Pour ce qui est de la communication interne en général, « On n’y est pas, apparemment » question de simplicité (un des facteurs clés de succès). « Il y a beaucoup à faire ».

Plutôt que de multiplier les programmes, pourquoi ne pas optimiser les programmes qui existent en améliorant la qualité des cours, en engageant des professeurs bilingues ?

« Je suis d’accord avec vous » répond le DG. Il réaffirme que le principal objectif est d’abord de  réinventer les programmes, de simplifier et condenser l’offre qui existe déjà. Il évoquait durant la première partie d’engager plus de professeurs qui sont à la fois des chercheurs, des professeurs et des executives.

Parcours Industries Créatives : ce parcours s’est fermé aux étudiants marseillais. Il n’y a eu aucune communication là-dessus et certains d’étudiants comptaient sur ce parcours en intégrant Kedge.

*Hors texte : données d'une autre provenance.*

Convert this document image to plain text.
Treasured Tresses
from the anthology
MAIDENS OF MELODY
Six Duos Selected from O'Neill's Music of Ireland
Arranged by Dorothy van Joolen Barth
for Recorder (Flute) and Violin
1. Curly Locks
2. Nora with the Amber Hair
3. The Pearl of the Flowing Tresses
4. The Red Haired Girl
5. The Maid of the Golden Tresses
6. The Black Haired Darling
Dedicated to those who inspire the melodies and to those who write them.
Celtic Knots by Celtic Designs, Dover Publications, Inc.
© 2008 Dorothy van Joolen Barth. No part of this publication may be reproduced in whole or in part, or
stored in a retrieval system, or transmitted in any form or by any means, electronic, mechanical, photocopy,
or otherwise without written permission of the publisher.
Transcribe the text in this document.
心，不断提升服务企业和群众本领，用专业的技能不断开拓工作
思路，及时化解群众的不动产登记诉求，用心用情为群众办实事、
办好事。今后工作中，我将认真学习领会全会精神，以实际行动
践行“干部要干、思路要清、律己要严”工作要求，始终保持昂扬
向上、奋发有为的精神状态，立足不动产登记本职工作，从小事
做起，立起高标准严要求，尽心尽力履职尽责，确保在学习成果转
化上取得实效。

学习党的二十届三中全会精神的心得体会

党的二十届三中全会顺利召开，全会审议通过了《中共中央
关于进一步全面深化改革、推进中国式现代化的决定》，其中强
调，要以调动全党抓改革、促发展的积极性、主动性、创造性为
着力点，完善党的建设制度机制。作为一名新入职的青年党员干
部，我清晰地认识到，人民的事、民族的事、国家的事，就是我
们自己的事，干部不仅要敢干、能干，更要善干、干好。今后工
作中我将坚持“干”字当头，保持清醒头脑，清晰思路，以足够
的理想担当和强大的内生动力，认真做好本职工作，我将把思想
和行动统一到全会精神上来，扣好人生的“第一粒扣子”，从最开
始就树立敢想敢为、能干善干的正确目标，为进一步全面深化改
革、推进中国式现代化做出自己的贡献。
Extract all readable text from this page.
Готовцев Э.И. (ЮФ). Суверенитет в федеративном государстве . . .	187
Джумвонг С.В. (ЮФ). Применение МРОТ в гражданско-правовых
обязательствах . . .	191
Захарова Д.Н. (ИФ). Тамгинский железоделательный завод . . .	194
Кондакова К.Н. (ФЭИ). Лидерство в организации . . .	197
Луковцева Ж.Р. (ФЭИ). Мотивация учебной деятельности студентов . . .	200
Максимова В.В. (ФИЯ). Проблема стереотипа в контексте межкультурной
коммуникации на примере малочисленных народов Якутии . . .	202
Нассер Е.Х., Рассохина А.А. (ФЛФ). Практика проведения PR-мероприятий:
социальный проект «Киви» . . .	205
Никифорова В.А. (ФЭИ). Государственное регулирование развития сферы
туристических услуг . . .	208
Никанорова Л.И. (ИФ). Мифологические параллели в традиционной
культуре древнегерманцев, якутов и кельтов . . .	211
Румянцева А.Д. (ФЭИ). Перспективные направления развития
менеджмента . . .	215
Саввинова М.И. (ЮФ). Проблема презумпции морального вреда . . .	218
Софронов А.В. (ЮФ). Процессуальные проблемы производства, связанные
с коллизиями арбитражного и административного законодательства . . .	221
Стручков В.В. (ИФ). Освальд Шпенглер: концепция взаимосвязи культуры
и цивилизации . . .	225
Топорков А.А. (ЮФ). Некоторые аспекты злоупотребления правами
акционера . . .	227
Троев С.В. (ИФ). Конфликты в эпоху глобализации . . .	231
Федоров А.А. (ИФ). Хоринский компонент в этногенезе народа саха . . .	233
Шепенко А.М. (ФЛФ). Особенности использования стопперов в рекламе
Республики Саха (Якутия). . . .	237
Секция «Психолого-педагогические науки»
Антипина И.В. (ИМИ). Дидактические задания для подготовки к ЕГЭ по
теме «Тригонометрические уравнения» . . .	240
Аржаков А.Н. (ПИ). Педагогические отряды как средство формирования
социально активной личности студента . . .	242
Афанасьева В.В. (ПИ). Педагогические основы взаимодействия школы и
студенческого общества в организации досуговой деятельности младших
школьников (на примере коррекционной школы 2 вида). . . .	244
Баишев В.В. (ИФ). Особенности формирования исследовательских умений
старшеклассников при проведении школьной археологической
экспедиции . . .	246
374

Qu’est ce qui sera fait pour eux ?

« Nous allons travailler sur la communication pour mieux orienter les étudiants (qui veulent faire ce parcours) sur le campus de Bordeaux » répond Nathalie Hector. Il s’agit d’orienter les futurs étudiants de Kedge lors de la promotion. Et pour ceux qui sont en Master 1 actuellement ? « Peut-être » leur donnera-t-on la possibilité, en M2 l’an prochain, d’être sélectionnés pour ce parcours. Mais il ne concerne « que 25 places » et ne semble pas être une priorité.